“SEBEBİNİ BİLDİĞİMİZ TEK KANSER TÜRÜ GIRTLAK KANSERİ”
Gırtlak kanserinin sebebi bilinen nadir kanserlerden biri olduğunu ve buradaki asıl suçlunun sigara olduğunu belirten Prof. Dr. Zeynep Alkan, “Gırtlak kanseri çok az kişide sigara içmeden otaya çıkıyor. Onlarda da HPV denen virüsler, reflü denen kimyasal yanıklar veya genetik faktörler etkili oluyor. Ancak hastalığın mimari sigara. Gırtlak biraz gizli bir organ, akciğer filminde görülmez. Bu nedenle endoskop ve stroboskopik muayene çok değerli, Bununla birlikte bizim için asıl uyarıcı ses kısıklığı. Bu belirtiyi iyi değerlendirmek ve ihmal etmemek önemli” diye konuştu. Sadece ses kısıklığı değil, kulağa vuran ağrı, boğazda takılma hissi, ağızdan gelen kanamalar ya da yutma zorluğunun da gırtlak kanseri belirtisi olabileceğine işaret eden Prof. Dr. Zeynep Alkan, “Bu belirtileri olanlar, özellikle de sigara alkol kullanıyorsa zaman kaybetmeden hekime başvurmalı” dedi.
“TEDAVİDE HASTA AİLESİYLE BİRLİKTE DEĞERLENDİRİLMELİ”
Prof. Dr. Zeynep Alkan, gırtlak kanserinde de tedavilerin kişiye özel planlandığını belirterek, sözlerine şöyle devam etti: “Hastanın genç ya da yaşlı olması. Altta yatan farklı hastalıklarının olması ya da spikerlik, öğretmenlik gibi sesiyle mesleğini sürdüren kişilerin tedavileri farklılaşabiliyor. Bu nedenle hastayı ailesiyle birlikte değerlendirmek gerekir. Hasta, hasta yakını ve hekimin birlikte karar vermesi gereken bir süreç.”

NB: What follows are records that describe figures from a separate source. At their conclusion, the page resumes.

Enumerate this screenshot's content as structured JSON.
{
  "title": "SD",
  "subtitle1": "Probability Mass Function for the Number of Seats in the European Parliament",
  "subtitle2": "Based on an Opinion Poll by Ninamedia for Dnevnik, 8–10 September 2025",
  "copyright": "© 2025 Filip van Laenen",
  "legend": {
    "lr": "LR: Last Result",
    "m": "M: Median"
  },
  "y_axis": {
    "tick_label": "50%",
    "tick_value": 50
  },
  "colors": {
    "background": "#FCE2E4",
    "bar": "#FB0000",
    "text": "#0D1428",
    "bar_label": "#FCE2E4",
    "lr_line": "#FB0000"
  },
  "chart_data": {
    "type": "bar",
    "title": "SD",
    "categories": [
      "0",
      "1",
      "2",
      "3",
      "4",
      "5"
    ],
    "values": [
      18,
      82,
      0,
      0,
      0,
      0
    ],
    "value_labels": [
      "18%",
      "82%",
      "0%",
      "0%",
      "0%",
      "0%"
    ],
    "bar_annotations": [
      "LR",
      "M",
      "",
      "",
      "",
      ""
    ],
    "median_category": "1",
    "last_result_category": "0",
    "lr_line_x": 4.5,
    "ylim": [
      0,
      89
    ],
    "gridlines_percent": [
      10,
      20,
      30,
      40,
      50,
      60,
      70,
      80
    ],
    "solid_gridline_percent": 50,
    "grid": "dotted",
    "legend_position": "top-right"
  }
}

CERRAHİ YÖNTEM HASTANIN DURUMUNA GÖRE DEĞİŞİYOR
Gırtlak kanseri tedavisinde önceliğin cerrahide olduğunu söyleyen Prof. Dr. Zeynep Alkan, konuyla ilgili şu bilgileri verdi: “Baş boyun bölgesi için ışın tedavisi hastanın hayatında bir kez alabileceği bir yöntem. Dolayısıyla olası bir nüks durumuna karşı ışın tedavisini sonraya bırakmak gerekebiliyor. Çünkü bazı nüksler ikinci bir cerrahiye izin vermeyebiliyor.” Bugün baş boyun cerrahisinde hastanın durumuna göre farklı cerrahi yöntemler uyguladıklarını anlatan Prof. Dr. Alkan, sözlerine şöyle devam etti: “Tümör izin verdiği sürece gırtlağın içinden ulaşılabilecek kapalı cerrahiler uygulanıyor. Ancak Mehmet Bey’de olduğu gibi tümörün kıkırdağın içine girdiği vakalara açık cerrahi gündeme geliyor. Burada da gelişmeler var. Parsiyel cerrahilerle dokuda önemli olan dokuyu çıkardıktan sonra onarım. Ya bölgesel yamalar yapıyoruz ya da başka bölgelerden yamalar koyuyoruz. Böylece hasta yine konuşur ve yemek yiyebilecek halde ameliyattan çıkmış oluyor.”